“A quién le importa lo que nos digan”
Nuestro gobierno a nivel estatal, autonómico y local está recogiendo lo que han sembrado, descrédito, hastío, desafección y evidente cansancio, heredado de la corrupción y falta de transparencia que manifiesta con sus actuaciones. Tanto unos como otros reflejan desganas y actúan por inercia. Véase con qué desfachatez y cínica ignorancia declara nuestro presidente en el caso Gürtel, desconocer la gestión económica del PP. Ante la sociedad o buena parte de la que no tiene clientelismo ni fans de equipos de partidos, la opinión pública y crítica exige reparar los desarreglos o que les den cuenta de cómo gestionan, pues el descontento sigue y cada vez si cabe hay más asco o repulsa hacia las declaraciones públicas y los servicios públicos que nos ofrecen, sintiendo sus palabras, manifestaciones y propósitos muy lejos de la problemática real de la gente. En este sentido es notorio la decisión del parlamento catalán de crear una nueva norma que establece «un régimen jurídico excepcional» para intentar celebrar el referéndum de independencia y se amparará en la legislación internacional, contraviniendo y burlándose de la Norma suprema Constitucional.
También no es menos increíble como hay alcaldes que se siguen subiendo el sueldo ingente y desproporcionadamente. Por esto, la sensación de agnósticos o de no creer en ellos, nos referimos por supuesto a los representantes políticos es algo muy evidente, hoy por hoy. Ni que decir tiene si trasladamos lo aparentemente positivo como la recuperación del empleo pero estacional, la precariedad es obvia al sentir de los nuevos trabajadores, su opinión es triste y desalentadora, no ven soluciones compensatorias ni remedios económicos a lo que ven que no se pone arreglo ni se presiona sindicalmente. Es más la percepción del vaso casi vacío, siempre es de la gente que está harta de tanta taberna y parafernalia, o palmeros. Vistas así las cosas, yo me atrevería a decir que no se trata de ignorancia porque todos los sabemos que nos engañan pero hasta cuándo.

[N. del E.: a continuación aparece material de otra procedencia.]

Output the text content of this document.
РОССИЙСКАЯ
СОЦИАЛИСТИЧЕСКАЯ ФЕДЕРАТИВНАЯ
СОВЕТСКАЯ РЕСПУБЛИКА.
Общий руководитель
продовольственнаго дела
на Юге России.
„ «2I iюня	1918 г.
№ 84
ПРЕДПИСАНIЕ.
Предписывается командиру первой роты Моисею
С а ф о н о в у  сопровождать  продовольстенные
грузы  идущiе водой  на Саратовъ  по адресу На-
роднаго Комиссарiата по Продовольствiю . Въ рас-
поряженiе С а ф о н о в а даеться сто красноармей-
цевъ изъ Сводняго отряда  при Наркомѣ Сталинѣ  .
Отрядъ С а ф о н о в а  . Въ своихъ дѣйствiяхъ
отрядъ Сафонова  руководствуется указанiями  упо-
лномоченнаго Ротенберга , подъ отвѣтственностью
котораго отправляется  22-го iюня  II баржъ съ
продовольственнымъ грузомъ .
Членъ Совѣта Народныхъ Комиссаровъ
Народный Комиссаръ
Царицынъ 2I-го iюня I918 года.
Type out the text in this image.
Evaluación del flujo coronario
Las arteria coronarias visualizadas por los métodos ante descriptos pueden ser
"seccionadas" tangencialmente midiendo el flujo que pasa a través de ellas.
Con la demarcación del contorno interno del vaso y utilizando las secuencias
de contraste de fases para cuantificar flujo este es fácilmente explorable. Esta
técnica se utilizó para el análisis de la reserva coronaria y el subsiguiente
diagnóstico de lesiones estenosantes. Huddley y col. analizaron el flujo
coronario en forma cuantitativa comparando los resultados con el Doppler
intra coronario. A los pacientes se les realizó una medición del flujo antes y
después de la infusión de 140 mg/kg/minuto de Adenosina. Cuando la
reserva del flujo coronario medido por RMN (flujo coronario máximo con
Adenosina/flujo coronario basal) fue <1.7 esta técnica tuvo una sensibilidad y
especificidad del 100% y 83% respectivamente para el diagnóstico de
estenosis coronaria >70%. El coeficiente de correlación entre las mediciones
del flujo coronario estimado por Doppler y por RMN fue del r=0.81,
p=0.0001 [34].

Es como si las consignas fuesen “que cada palo aguante su vela”, es cuestión de mantenernos lo más desapercibidos, no llamar la atención. Baste con dejar pasar el verano y más ahora con las fiestas y vacaciones que tenemos y “tienen los que pueden para disuadir”. No hay regeneración ni frescura, ni recambio, los asuntos o problemas siguen siendo los mismos, los siguen gestionando las mismas personas aunque con distintos cargos a su cargo. Obsérvese en los representantes de los partidos o de los sindicatos, algunos viven de ello, llevan desde 10 a 30 años; más de lo mismo siempre. Como comprenderán ustedes no surgirán cambios significativos en propuestas y objetivos si no cambian los planteamientos ni los planificadores. Su actuación política o sindical es limitada, porque tienen mucho por callar y poco por cambiar. El asedio del clientelismo y la corrupción condiciona bastante. Lo mejor es que siempre la culpa es de los otros y nadie quiere realmente colaborar con su adversario, ni asumir su responsabilidad porque es motivo “para quítate tú para que me ponga yo”. No obstante, se asignan y se crean comisiones de participación o investigación como si fuesen la solución, que habría que ver cómo funcionan o responder qué hacen pues da la impresión de una labor de burócratas y de “apaños”. Los ministros o consejeros no pueden crear proyectos de ley, porque están demasiado ocupados en defenderse de las reprobaciones o acusaciones.
Parece que se aprecia un desánimo a hacer política renovadora, miedo a meter la pata fuera de la lógica del partido, a asumir riesgos o políticas de consenso. Nadie quiere dejar de ser o se quiere aparentar ser protagonista. El cambio del paso paraliza y se traduce, lógicamente, en una falta de impulso e iniciativa política. Puede parecer que hay acción política pero la situación es muy difícil cuando nunca se reconocen los errores y no aprendemos de ellos. Y todos pueden llevar parte de la razón pero hay que asumir la responsabilidad, y no se está por la labor. Buena muestra de ello es el pacto por la educación, la independización de la justicia y el gran problema del referéndum de la autodeterminación catalana.